Rhamphorhynchus itself was a piscivorous pterosaur, probably analogous to modern fishing bats in terms of lifestyle. It was far less adapted to take off from the water than pterodactyloids, so it must have caught it’s prey on the wing using it’s specialised teeth and hooked jaw tips, representing in some ways the “classical pterosaur”. Like fishing bats, it might also have hunted at night, avoiding competition from other pterosaurs that way (though no other specialised piscivore is known from Solnhofen’s pterosaur fauna). Meanwhile, the other Solnhofen rhamphorhynchid, Scaphognathus, was seemingly diurnal.
However, while some other rhamphorhynchids like Nesodactylus were specialised piscivores as well, most members of the clade were found in inland ecosystems. This, combined with the deep jaws and more spike-like teeth of the “scaphognatines”, makes it clear that most rhamphorhynchids were terrestrial predators of small mammals, lepidosaurs, small dinosaurs and the occasional pterosaur.
The inland species, in contrast to the long winged Rhamphorhynchus, have rather comparatively short wings, further suggesting their specialisation for terrestrial raptorial habits. The largest of all rhamphorhynchids, Harpactognathus, seems to have been a rather nasty piece of work: with a wingspan of 2.5 meters, it was the second largest non-pterodactyloid pterosaur to have ever lived. With a robust skeleton and powerful, almost crocodillian jaws (fenetrae nonwithstanding), this was the Morrison Formation’s eagle.

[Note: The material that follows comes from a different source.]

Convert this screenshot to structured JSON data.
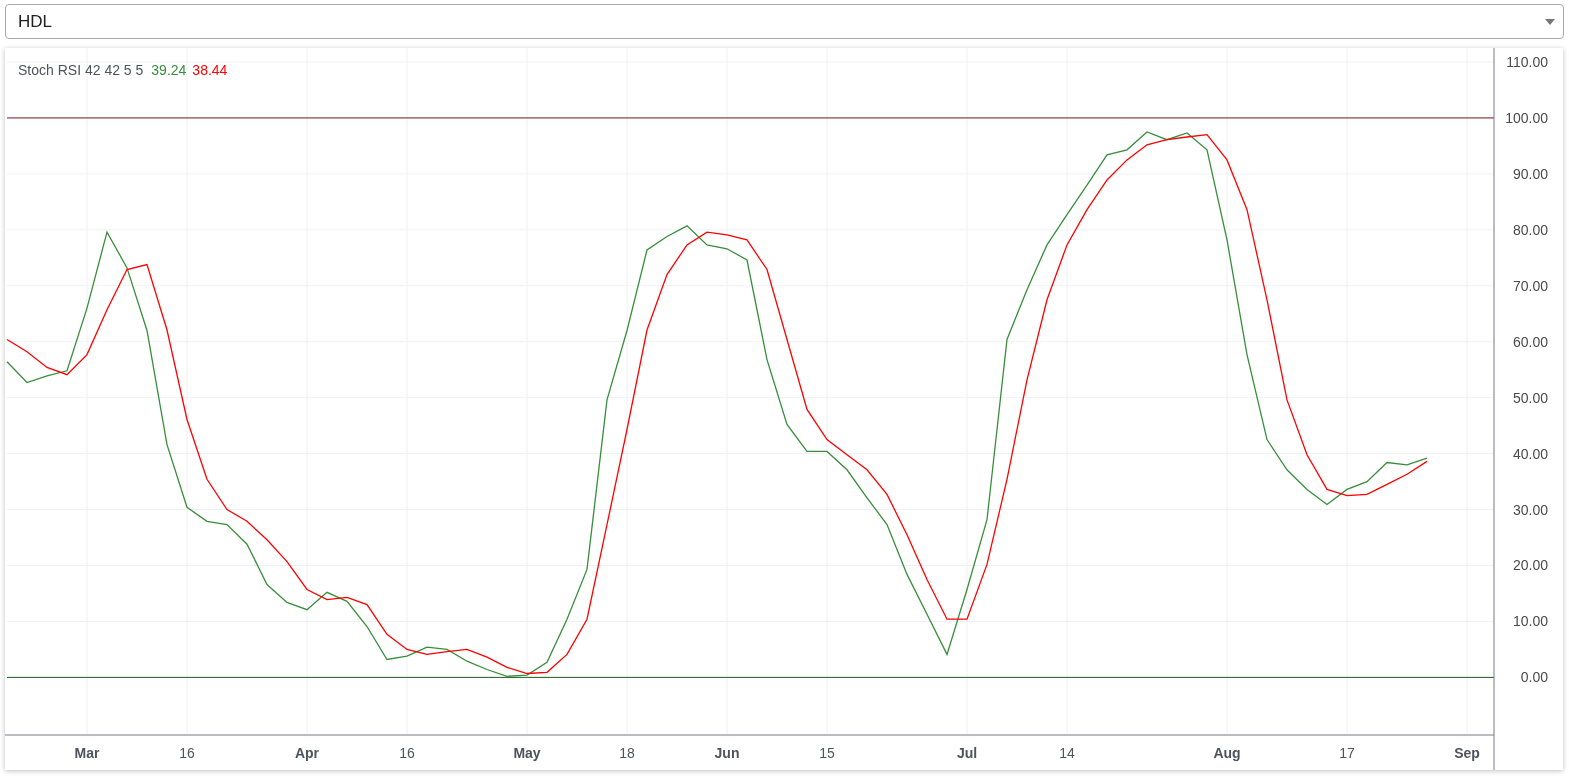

That said, modern flying foxes also have sharp teeth. While angiosperms were at best very rare during the rhamphorhynchid golden age, species adapted to feed on gyngko or podocarp fruits are quite plausible.
Success and demise
Rhamphorhynchids, as said before, appeared in the Early Jurassic, and in the Middle of the epoch they replaced the campylognathoidids as the dominant pterosaurs. Their surpremacy of aerial tetrapod niches reached such a level that the only other pterosaur clades present at their peak were the anurognathids and monofenestrates, represented at first by the wukongopterids. Both lineages were comparetively less diverse: anurognathids were mostly small nocturnal aerial insectivores while wukongopterids were generalists that, while speciose, were seemingly restricted to Asia. Then again, the mid-Jurassic pterosaur fossil reccord isn’t exceptional.

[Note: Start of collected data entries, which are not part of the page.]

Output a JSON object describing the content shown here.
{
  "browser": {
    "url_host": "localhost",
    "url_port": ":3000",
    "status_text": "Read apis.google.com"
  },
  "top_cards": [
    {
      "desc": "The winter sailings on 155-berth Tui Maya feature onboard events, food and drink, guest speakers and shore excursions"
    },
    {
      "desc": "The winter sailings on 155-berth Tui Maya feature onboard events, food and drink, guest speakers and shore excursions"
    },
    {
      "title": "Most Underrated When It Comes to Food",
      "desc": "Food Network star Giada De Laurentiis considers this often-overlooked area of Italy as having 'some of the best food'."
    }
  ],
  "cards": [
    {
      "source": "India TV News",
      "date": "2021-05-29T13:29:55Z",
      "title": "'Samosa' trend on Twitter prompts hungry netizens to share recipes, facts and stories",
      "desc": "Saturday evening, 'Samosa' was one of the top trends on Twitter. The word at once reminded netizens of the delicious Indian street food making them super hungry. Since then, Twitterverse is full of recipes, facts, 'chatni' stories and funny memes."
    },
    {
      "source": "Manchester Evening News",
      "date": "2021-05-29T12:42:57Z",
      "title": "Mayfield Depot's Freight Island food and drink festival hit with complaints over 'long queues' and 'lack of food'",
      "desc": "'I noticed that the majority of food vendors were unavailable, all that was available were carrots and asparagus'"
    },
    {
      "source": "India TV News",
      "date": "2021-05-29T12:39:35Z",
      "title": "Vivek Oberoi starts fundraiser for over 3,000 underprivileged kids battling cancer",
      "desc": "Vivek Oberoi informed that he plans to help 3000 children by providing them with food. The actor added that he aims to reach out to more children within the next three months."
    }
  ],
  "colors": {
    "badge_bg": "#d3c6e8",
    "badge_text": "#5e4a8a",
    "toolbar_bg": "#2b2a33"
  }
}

Rhamphorhynchids witnessed the rise of pterodactyloids; in China, Fenghuangopterus, Jianchangnathus and Jianchangopterus co-existed with the istiodactylid Archaeoistiodactylus (not to mention nearly all wukongopterids known), while the Solnhofen Rhamphorhynchus and Scaphognathus co-existed with Germanodactylus, Pterodactylus, Ctenochasma, Gnathosaurus, Cycnorhamphus and Aurorazhdarcho; in the Morrison Formation, Harpactognathus co-existed with the dsungaripteroid Kepodactylus and a series of other poorly understood pterosaur taxa. While the fossil reccord of the Jurassic cannot provide a clear picture of the changes in pterosaur faunas, the Late Jurassic Solnhofen and Morrison fossil sites differ from the mid-Jurassic chinese sites in that pterodactyloids are extremely ecologically diverse, while rhamphorhynchids are reduced to a few genera, at least some of which specialised (the nocturnal piscivore Rhamphorhynchus and gigantic Harpactognathus, for instance).

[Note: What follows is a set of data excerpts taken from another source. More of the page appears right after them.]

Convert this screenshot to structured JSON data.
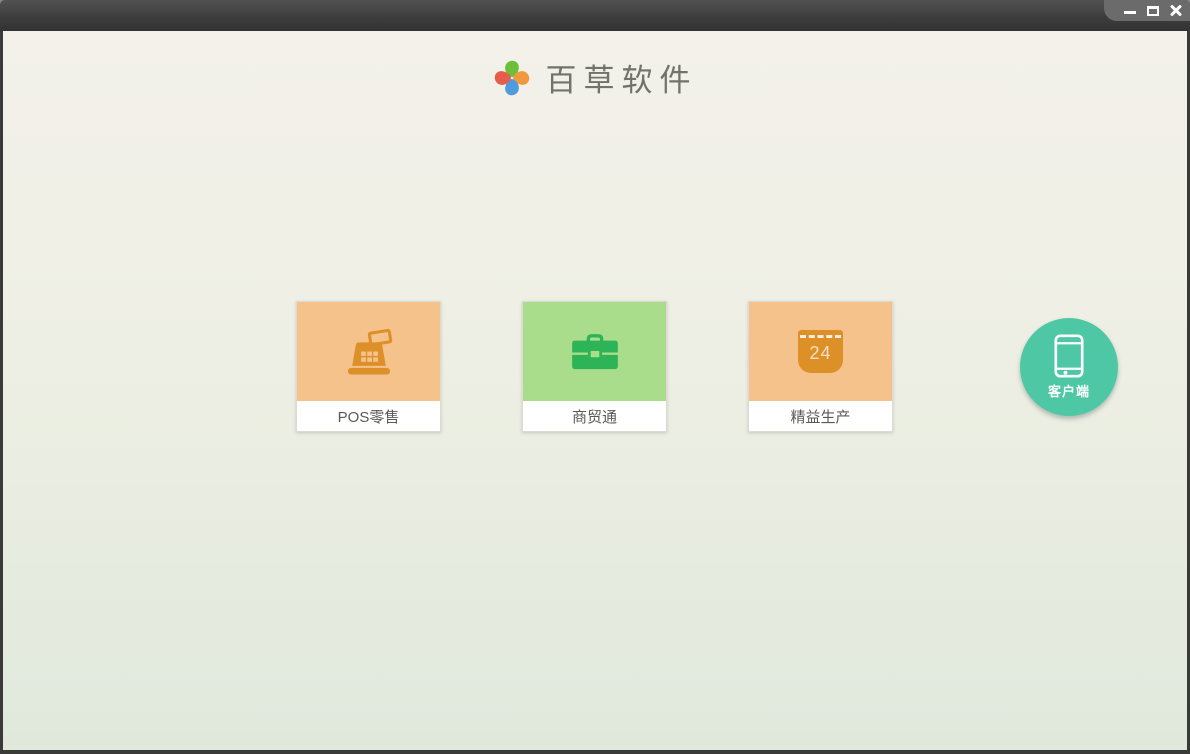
{
  "window": {
    "controls": {
      "minimize": "minimize",
      "maximize": "maximize",
      "close": "close"
    }
  },
  "header": {
    "app_name": "百草软件",
    "logo_petal_colors": [
      "#6CBF3B",
      "#F09A3D",
      "#4F9BDE",
      "#E65D4A"
    ]
  },
  "products": [
    {
      "label": "POS零售",
      "icon": "cash-register-icon",
      "card_color": "#F5C28C",
      "icon_color": "#DD9027"
    },
    {
      "label": "商贸通",
      "icon": "briefcase-icon",
      "card_color": "#A9DD8B",
      "icon_color": "#2DB457"
    },
    {
      "label": "精益生产",
      "icon": "calendar-icon",
      "calendar_day": "24",
      "card_color": "#F5C28C",
      "icon_color": "#DD9027"
    }
  ],
  "client_button": {
    "label": "客户端",
    "icon": "smartphone-icon",
    "color": "#4EC8A4"
  }
}
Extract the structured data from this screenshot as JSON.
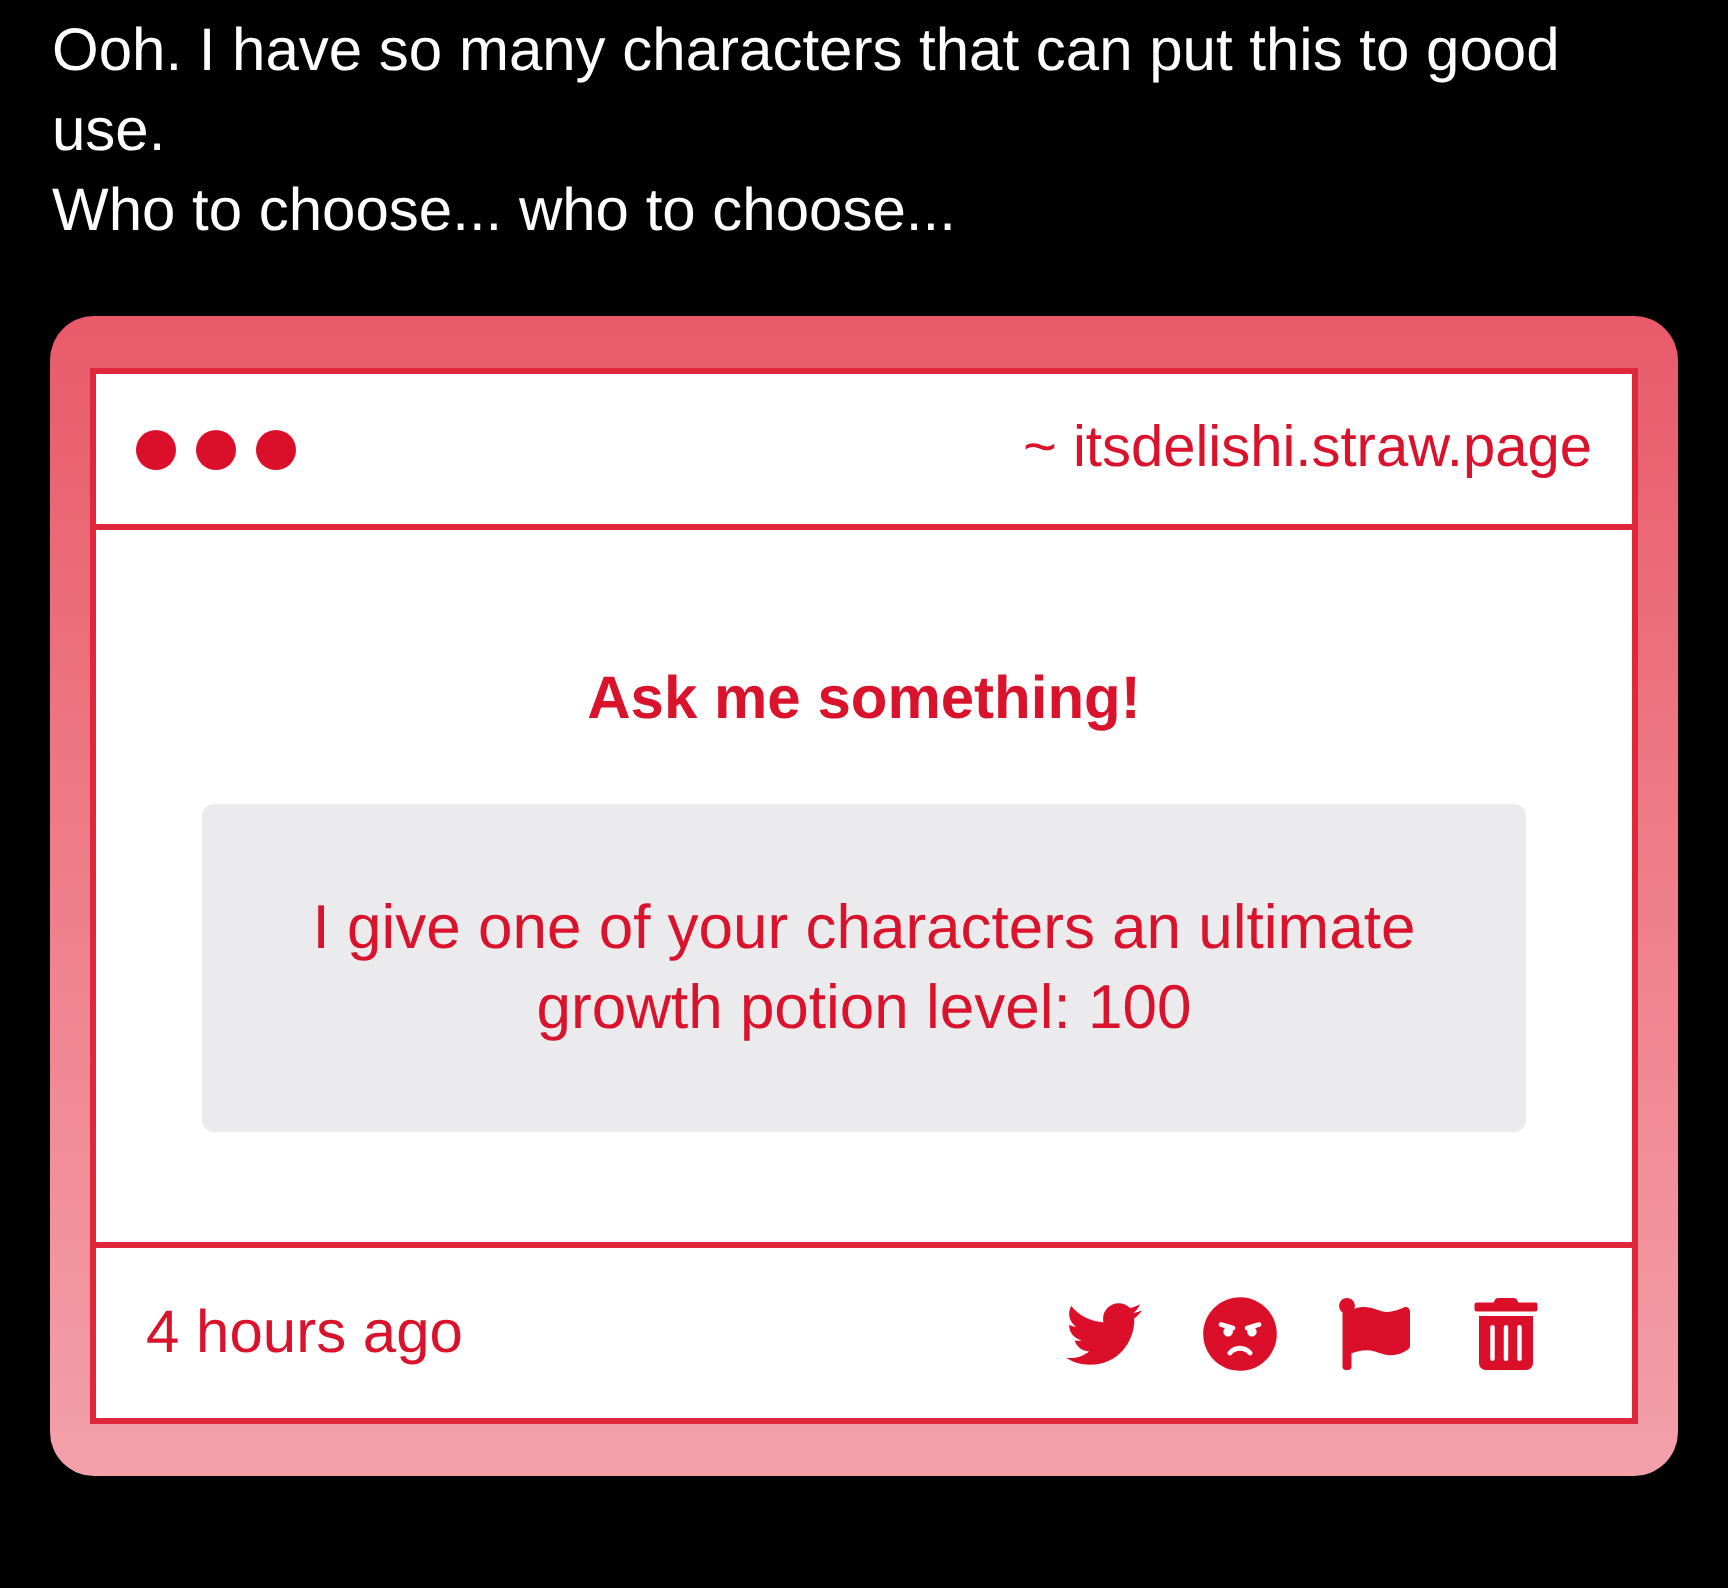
{
  "post": {
    "text_lines": [
      "Ooh. I have so many characters that can put this to good use.",
      "Who to choose... who to choose..."
    ]
  },
  "card": {
    "url": "~ itsdelishi.straw.page",
    "heading": "Ask me something!",
    "question": "I give one of your characters an ultimate growth potion level: 100",
    "time": "4 hours ago"
  }
}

This seems to suggest that rhamphorhynchids as a whole were quickly replaced by pterodactyloids, most likely by direct competition. By the Cretaceous, there are no known rhamphorhynchids, though some brittish Albian fossils might belong to this clade. The mysterious non-pterodactyloid pterosaur fossils from the Cenomanian of Argentina may also be rhamphorhynchid in origin, though they are too fragmentary to tell.